You should have measured the resistance of the heater just before you started using it, and the end of the year is the time to measure it again and compare it. If the resistance value is ±10% floating, consider replacing the heater to ensure that it does not fail at a critical point in the production process. If you have never measured the initial resistance value, measure it now and use the resulting value as reference data for future inspections of the heater.
Fifth,look for signs of wear between the guide post and the guide bush.
Looking for traces of scratches or scratches, this type of mold fitting wear is due to lack of lubrication. If traces are only present, you can extend the life of the guideposts and guide bushes by adding lubricant. If the wear is serious, you should replace the new part. Otherwise, the cavity and the core part may not be well matched, resulting in a thin and thick part wall.
Sixth, check the flow of water.
Connect a hose at the outlet of the waterway and let the water stay in the bucket through the water pipe. If the outflow of water is not clear or colored, there may be rusting, and a lack of smoothness means that it is blocked somewhere. If you find any of these problems, drill all the pipes again (or clean them in any way you like). Improving the plant’s water treatment system will prevent future problems caused by rusting and blocking.

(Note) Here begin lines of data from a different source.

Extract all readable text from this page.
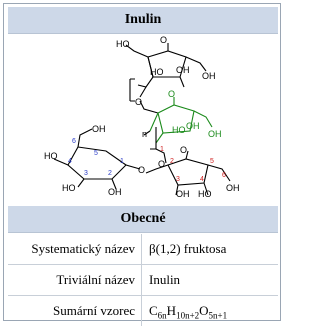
Inulin
HO	O
OH
HO	OH
O
n
O
O
OH HO
OH
OH
HO
HO	OH
O
O
HO OH
OH
6
4
5
3	2
1
1
2
3	4
5
6
Obecné
Systematický název	β(1,2) fruktosa
Triviální název	Inulin
Sumární vzorec	$C_{6n}H_{10n+2}O_{5n+1}$
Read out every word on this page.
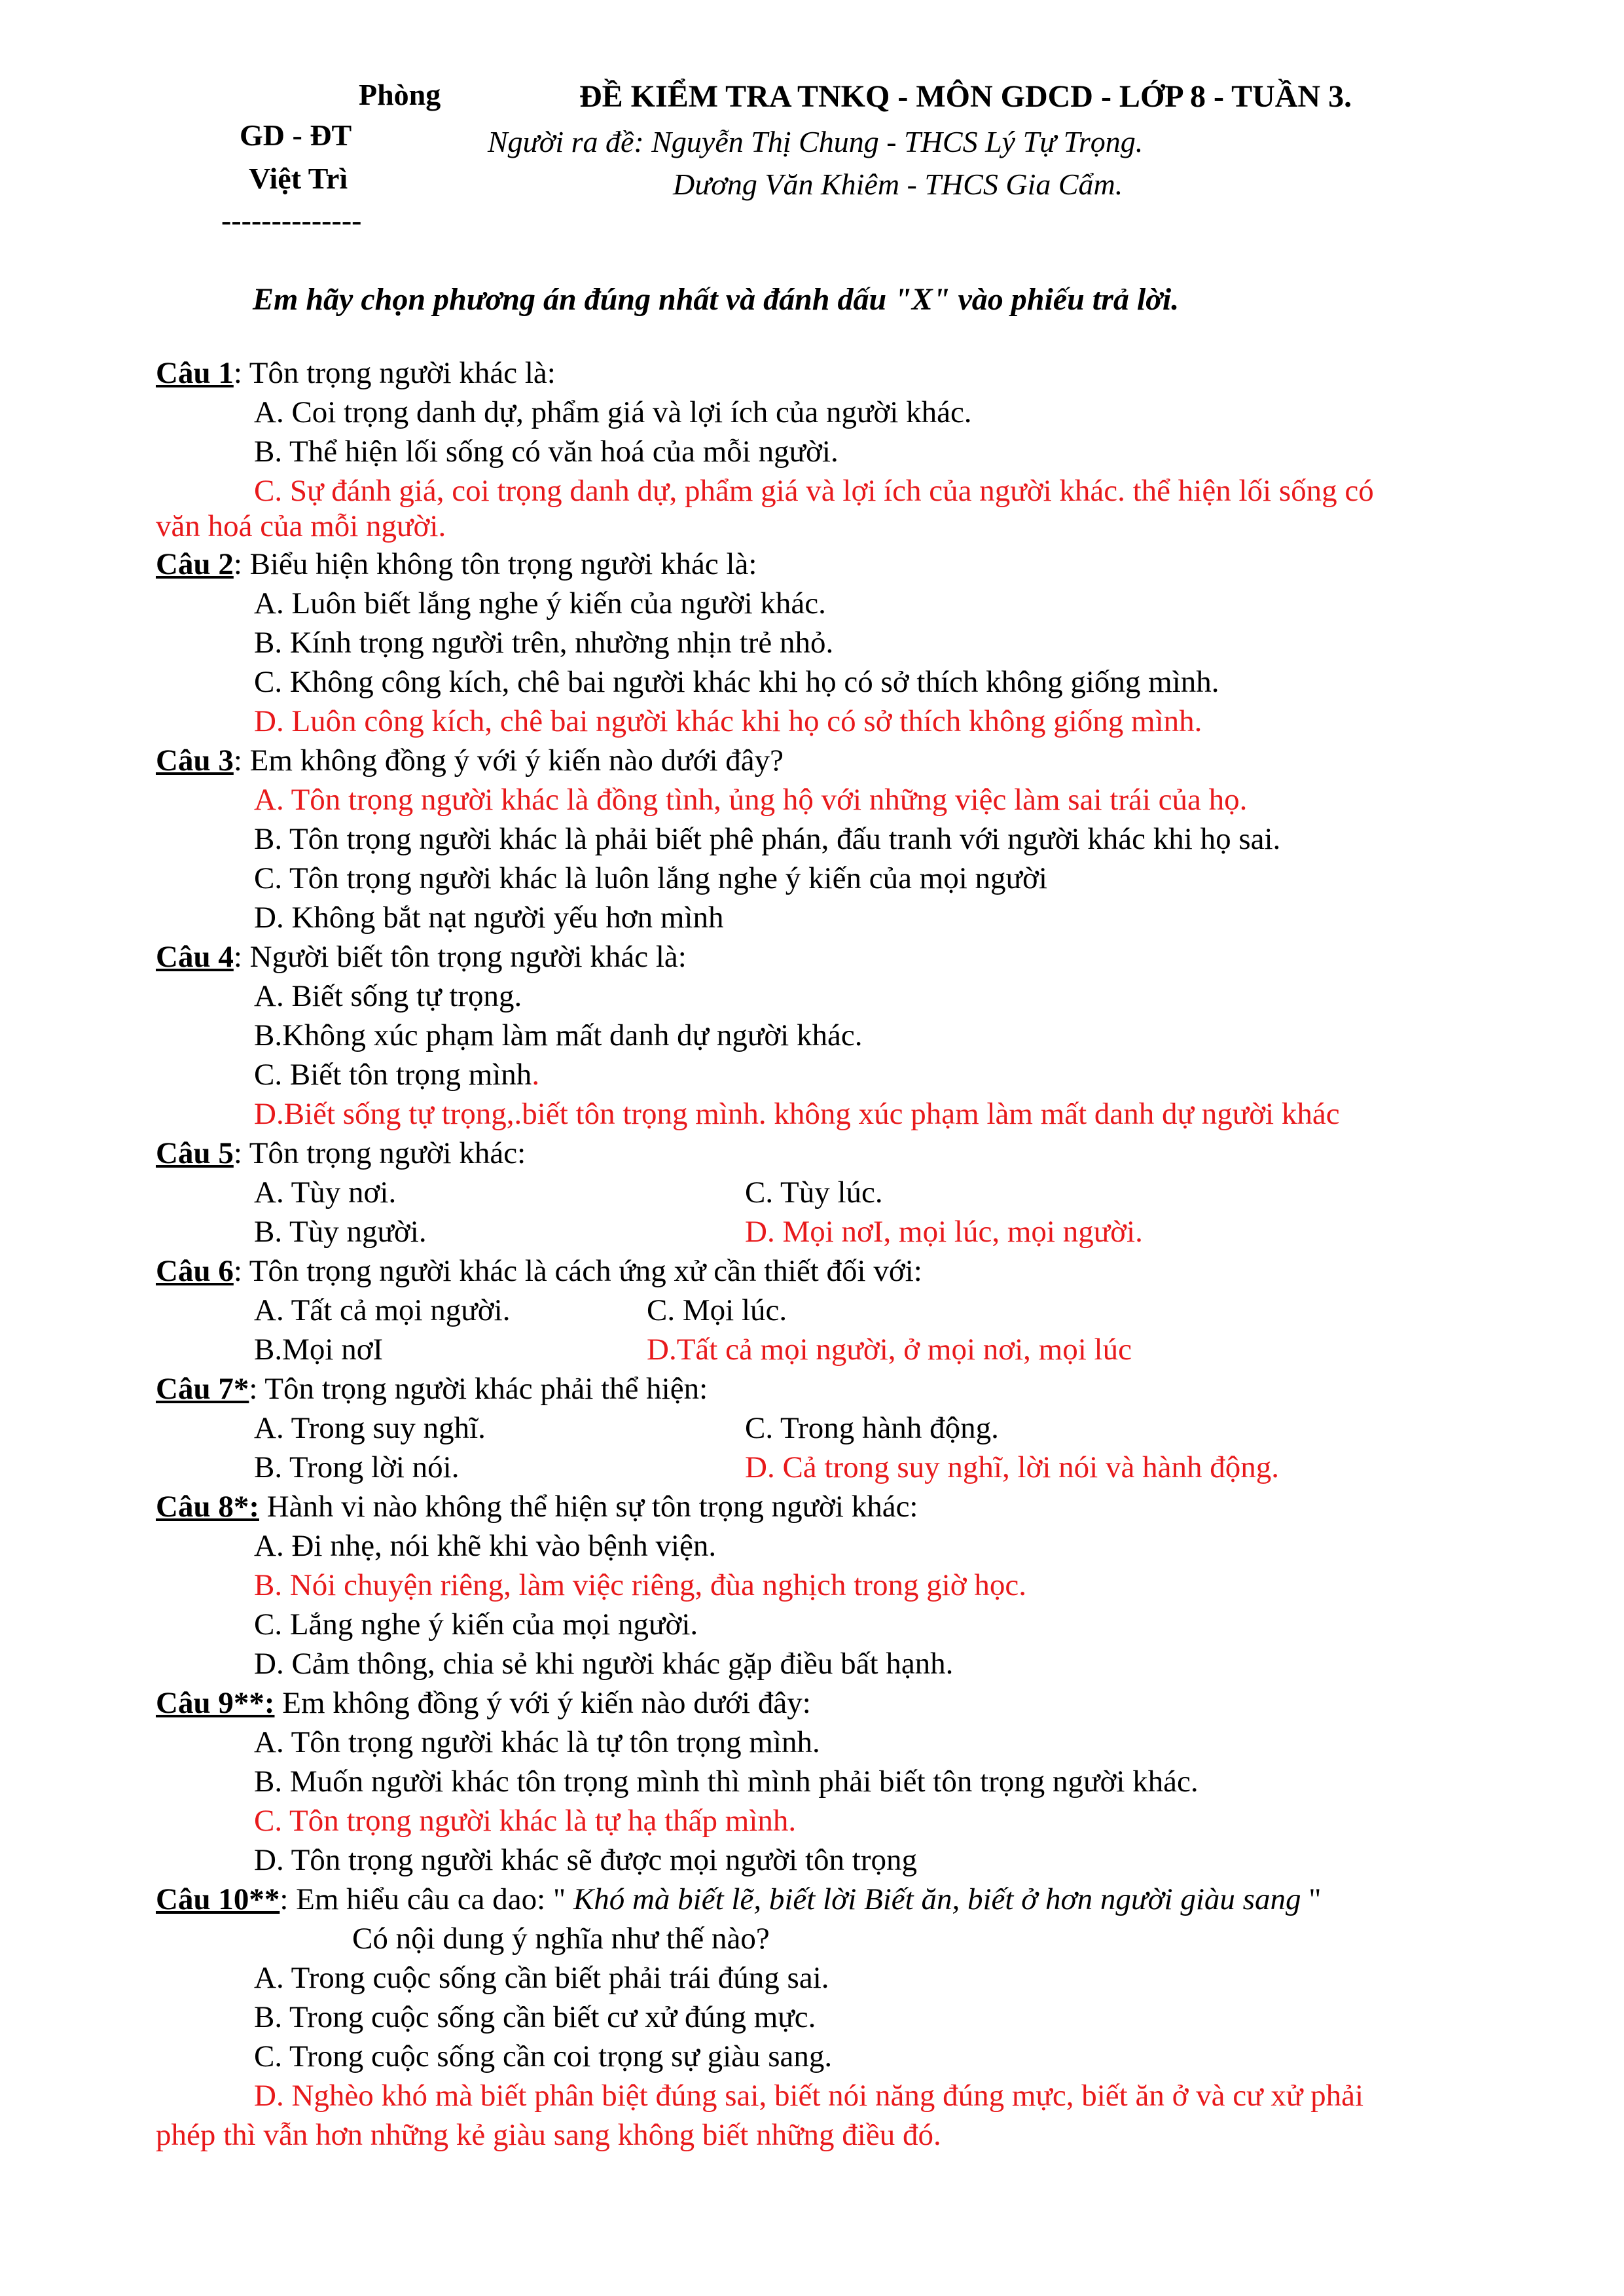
Phòng
GD - ĐT
Việt Trì
--------------
ĐỀ KIỂM TRA TNKQ - MÔN GDCD - LỚP 8 - TUẦN 3.
Người ra đề: Nguyễn Thị Chung - THCS Lý Tự Trọng.
Dương Văn Khiêm - THCS Gia Cẩm.
Em hãy chọn phương án đúng nhất và đánh dấu "X" vào phiếu trả lời.
Câu 1: Tôn trọng người khác là:
A. Coi trọng danh dự, phẩm giá và lợi ích của người khác.
B. Thể hiện lối sống có văn hoá của mỗi người.
C. Sự đánh giá, coi trọng danh dự, phẩm giá và lợi ích của người khác. thể hiện lối sống có
văn hoá của mỗi người.
Câu 2: Biểu hiện không tôn trọng người khác là:
A. Luôn biết lắng nghe ý kiến của người khác.
B. Kính trọng người trên, nhường nhịn trẻ nhỏ.
C. Không công kích, chê bai người khác khi họ có sở thích không giống mình.
D. Luôn công kích, chê bai người khác khi họ có sở thích không giống mình.
Câu 3: Em không đồng ý với ý kiến nào dưới đây?
A. Tôn trọng người khác là đồng tình, ủng hộ với những việc làm sai trái của họ.
B. Tôn trọng người khác là phải biết phê phán, đấu tranh với người khác khi họ sai.
C. Tôn trọng người khác là luôn lắng nghe ý kiến của mọi người
D. Không bắt nạt người yếu hơn mình
Câu 4: Người biết tôn trọng người khác là:
A. Biết sống tự trọng.
B.Không xúc phạm làm mất danh dự người khác.
C. Biết tôn trọng mình.
D.Biết sống tự trọng,.biết tôn trọng mình. không xúc phạm làm mất danh dự người khác
Câu 5: Tôn trọng người khác:
A. Tùy nơi.	C. Tùy lúc.
B. Tùy người.	D. Mọi nơI, mọi lúc, mọi người.
Câu 6: Tôn trọng người khác là cách ứng xử cần thiết đối với:
A. Tất cả mọi người.	C. Mọi lúc.
B.Mọi nơI	D.Tất cả mọi người, ở mọi nơi, mọi lúc
Câu 7*: Tôn trọng người khác phải thể hiện:
A. Trong suy nghĩ.	C. Trong hành động.
B. Trong lời nói.	D. Cả trong suy nghĩ, lời nói và hành động.
Câu 8*: Hành vi nào không thể hiện sự tôn trọng người khác:
A. Đi nhẹ, nói khẽ khi vào bệnh viện.
B. Nói chuyện riêng, làm việc riêng, đùa nghịch trong giờ học.
C. Lắng nghe ý kiến của mọi người.
D. Cảm thông, chia sẻ khi người khác gặp điều bất hạnh.
Câu 9**: Em không đồng ý với ý kiến nào dưới đây:
A. Tôn trọng người khác là tự tôn trọng mình.
B. Muốn người khác tôn trọng mình thì mình phải biết tôn trọng người khác.
C. Tôn trọng người khác là tự hạ thấp mình.
D. Tôn trọng người khác sẽ được mọi người tôn trọng
Câu 10**: Em hiểu câu ca dao: " Khó mà biết lẽ, biết lời Biết ăn, biết ở hơn người giàu sang "
Có nội dung ý nghĩa như thế nào?
A. Trong cuộc sống cần biết phải trái đúng sai.
B. Trong cuộc sống cần biết cư xử đúng mực.
C. Trong cuộc sống cần coi trọng sự giàu sang.
D. Nghèo khó mà biết phân biệt đúng sai, biết nói năng đúng mực, biết ăn ở và cư xử phải
phép thì vẫn hơn những kẻ giàu sang không biết những điều đó.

Seventh, clean the thimble.
After a year, the ejector pin becomes very dirty due to gas accumulation and filmy impurities. It is recommended to clean it with a mold cleaning agent every 6-12 months. After cleaning, apply a layer of lubricant to the thimble to prevent galling or breaking.
Eighth, see if there is a break in the radius of the hot mouth.
Fractures are caused by loose, stiffened plastic chips that remain in the hot mouth of the machine as a result of clamping forces from the barrel assembly during forward injection molding. The cause of the problem may also be misalignment of the centerline. When you find a fracture, consider both possibilities. If damage is severe enough to prevent petal-like leakage (a term previously used by the user of the mold to refer to plastic leakage between the guide sleeve and the hot mouthpiece of the machine), the sprue bushing should be replaced promptly.